From a women’s rights perspective, requiring the approval of the wife is a step in the right direction, says Regina Bafaki, executive director of Action for Development, or ACFODE, a women’s rights organization in Uganda.
She says women here have always been denied decision-making power as they are widely seen to be property residents, not property owners.
“The man still remains the owner of the land, but consultation gives the woman value,” she says. “Involving the woman makes for better planning because then the loan will be used to develop a home not to waste on booze, women and show-off luxuries.”
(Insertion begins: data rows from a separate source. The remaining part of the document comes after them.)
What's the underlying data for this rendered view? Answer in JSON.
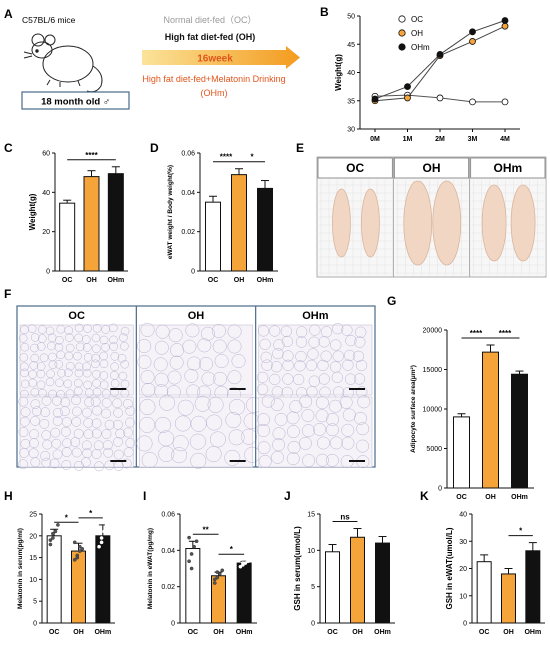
{
  "colors": {
    "oc": "#ffffff",
    "oh": "#f5a43a",
    "ohm": "#111111",
    "dot": "#555555",
    "frame": "#4a6a8a",
    "tissue": "#f1d6c4",
    "arrow_start": "#f7c85a",
    "arrow_end": "#f39b1e",
    "ohm_text": "#e0561c"
  },
  "panel_a": {
    "letter": "A",
    "mouse_label": "C57BL/6 mice",
    "age_label": "18 month old ♂",
    "groups": [
      {
        "label": "Normal diet-fed（OC）",
        "color": "#9a9a9a"
      },
      {
        "label": "High fat diet-fed (OH)",
        "color": "#111111"
      }
    ],
    "duration": "16week",
    "ohm_lines": [
      "High fat diet-fed+Melatonin Drinking",
      "(OHm)"
    ]
  },
  "panel_e": {
    "letter": "E",
    "labels": [
      "OC",
      "OH",
      "OHm"
    ]
  },
  "panel_f": {
    "letter": "F",
    "labels": [
      "OC",
      "OH",
      "OHm"
    ]
  },
  "chart_data": [
    {
      "id": "B",
      "type": "line",
      "letter": "B",
      "x": [
        "0M",
        "1M",
        "2M",
        "3M",
        "4M"
      ],
      "ylabel": "Weight(g)",
      "ylim": [
        30,
        50
      ],
      "yticks": [
        30,
        35,
        40,
        45,
        50
      ],
      "legend": "top-left",
      "series": [
        {
          "name": "OC",
          "values": [
            35.8,
            36.0,
            35.5,
            34.8,
            34.8
          ],
          "marker": "#ffffff"
        },
        {
          "name": "OH",
          "values": [
            35.0,
            35.5,
            43.0,
            45.5,
            48.2
          ],
          "marker": "#f5a43a"
        },
        {
          "name": "OHm",
          "values": [
            35.3,
            37.5,
            43.2,
            47.2,
            49.2
          ],
          "marker": "#111111"
        }
      ]
    },
    {
      "id": "C",
      "type": "bar",
      "letter": "C",
      "categories": [
        "OC",
        "OH",
        "OHm"
      ],
      "values": [
        34.5,
        48.0,
        49.5
      ],
      "errors": [
        1.5,
        3.0,
        3.5
      ],
      "ylabel": "Weight(g)",
      "ylim": [
        0,
        60
      ],
      "yticks": [
        0,
        20,
        40,
        60
      ],
      "sig": [
        {
          "from": 0,
          "to": 2,
          "label": "****"
        }
      ]
    },
    {
      "id": "D",
      "type": "bar",
      "letter": "D",
      "categories": [
        "OC",
        "OH",
        "OHm"
      ],
      "values": [
        0.035,
        0.049,
        0.042
      ],
      "errors": [
        0.003,
        0.003,
        0.004
      ],
      "ylabel": "eWAT weight / Body weight(%)",
      "ylim": [
        0,
        0.06
      ],
      "yticks": [
        0,
        0.02,
        0.04,
        0.06
      ],
      "sig": [
        {
          "from": 0,
          "to": 1,
          "label": "****"
        },
        {
          "from": 1,
          "to": 2,
          "label": "*"
        }
      ]
    },
    {
      "id": "G",
      "type": "bar",
      "letter": "G",
      "categories": [
        "OC",
        "OH",
        "OHm"
      ],
      "values": [
        9000,
        17200,
        14400
      ],
      "errors": [
        400,
        900,
        400
      ],
      "ylabel": "Adipocyte surface area(μm²)",
      "ylim": [
        0,
        20000
      ],
      "yticks": [
        0,
        5000,
        10000,
        15000,
        20000
      ],
      "sig": [
        {
          "from": 0,
          "to": 1,
          "label": "****"
        },
        {
          "from": 1,
          "to": 2,
          "label": "****"
        }
      ]
    },
    {
      "id": "H",
      "type": "bar",
      "letter": "H",
      "categories": [
        "OC",
        "OH",
        "OHm"
      ],
      "values": [
        20.0,
        16.5,
        20.0
      ],
      "errors": [
        1.5,
        1.8,
        2.5
      ],
      "ylabel": "Melatonin in serum(pg/ml)",
      "ylim": [
        0,
        25
      ],
      "yticks": [
        0,
        5,
        10,
        15,
        20,
        25
      ],
      "points": [
        [
          18.0,
          19.5,
          21.0,
          22.5,
          19.0,
          20.5
        ],
        [
          14.5,
          15.5,
          16.5,
          17.0,
          18.5,
          15.0,
          17.5
        ],
        [
          17.5,
          18.5,
          21.0,
          22.5,
          23.0,
          19.5
        ]
      ],
      "sig": [
        {
          "from": 0,
          "to": 1,
          "label": "*"
        },
        {
          "from": 1,
          "to": 2,
          "label": "*"
        }
      ]
    },
    {
      "id": "I",
      "type": "bar",
      "letter": "I",
      "categories": [
        "OC",
        "OH",
        "OHm"
      ],
      "values": [
        0.041,
        0.026,
        0.033
      ],
      "errors": [
        0.004,
        0.002,
        0.001
      ],
      "ylabel": "Melatonin in eWAT(pg/mg)",
      "ylim": [
        0,
        0.06
      ],
      "yticks": [
        0,
        0.02,
        0.04,
        0.06
      ],
      "points": [
        [
          0.034,
          0.038,
          0.042,
          0.045,
          0.047,
          0.03
        ],
        [
          0.022,
          0.025,
          0.027,
          0.029,
          0.024,
          0.028
        ],
        [
          0.031,
          0.032,
          0.033,
          0.034,
          0.035,
          0.033
        ]
      ],
      "sig": [
        {
          "from": 0,
          "to": 1,
          "label": "**"
        },
        {
          "from": 1,
          "to": 2,
          "label": "*"
        }
      ]
    },
    {
      "id": "J",
      "type": "bar",
      "letter": "J",
      "categories": [
        "OC",
        "OH",
        "OHm"
      ],
      "values": [
        9.8,
        11.8,
        11.0
      ],
      "errors": [
        1.0,
        1.2,
        0.9
      ],
      "ylabel": "GSH in serum(umol/L)",
      "ylim": [
        0,
        15
      ],
      "yticks": [
        0,
        5,
        10,
        15
      ],
      "sig": [
        {
          "from": 0,
          "to": 1,
          "label": "ns"
        }
      ]
    },
    {
      "id": "K",
      "type": "bar",
      "letter": "K",
      "categories": [
        "OC",
        "OH",
        "OHm"
      ],
      "values": [
        22.5,
        18.0,
        26.5
      ],
      "errors": [
        2.5,
        2.0,
        3.0
      ],
      "ylabel": "GSH in eWAT(umol/L)",
      "ylim": [
        0,
        40
      ],
      "yticks": [
        0,
        10,
        20,
        30,
        40
      ],
      "sig": [
        {
          "from": 1,
          "to": 2,
          "label": "*"
        }
      ]
    }
  ]
}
But others say signing off on small community loans is not enough, especially because there is little evidence that women ever say no to a loan request.
“For a woman in the rural area, whose life spins around the man, she can only agree to sign the loan application because if she does not, then her husband will send her packing and she won’t cope elsewhere,” says Miria Matembe, a founding member of the Center for Women in Governance, an organization that works to promote women’s representation in Parliament.
The practice is also not popular among some men.
John Kyeraza says for most men, property is passed down from father to son.
“If it is land that we bought together, that would be okay, but land which my father gave me, this should entirely be in my powers to do what I want without her interrupting,” Kyeraza says, adding he thinks the SACCO practice should be revisited.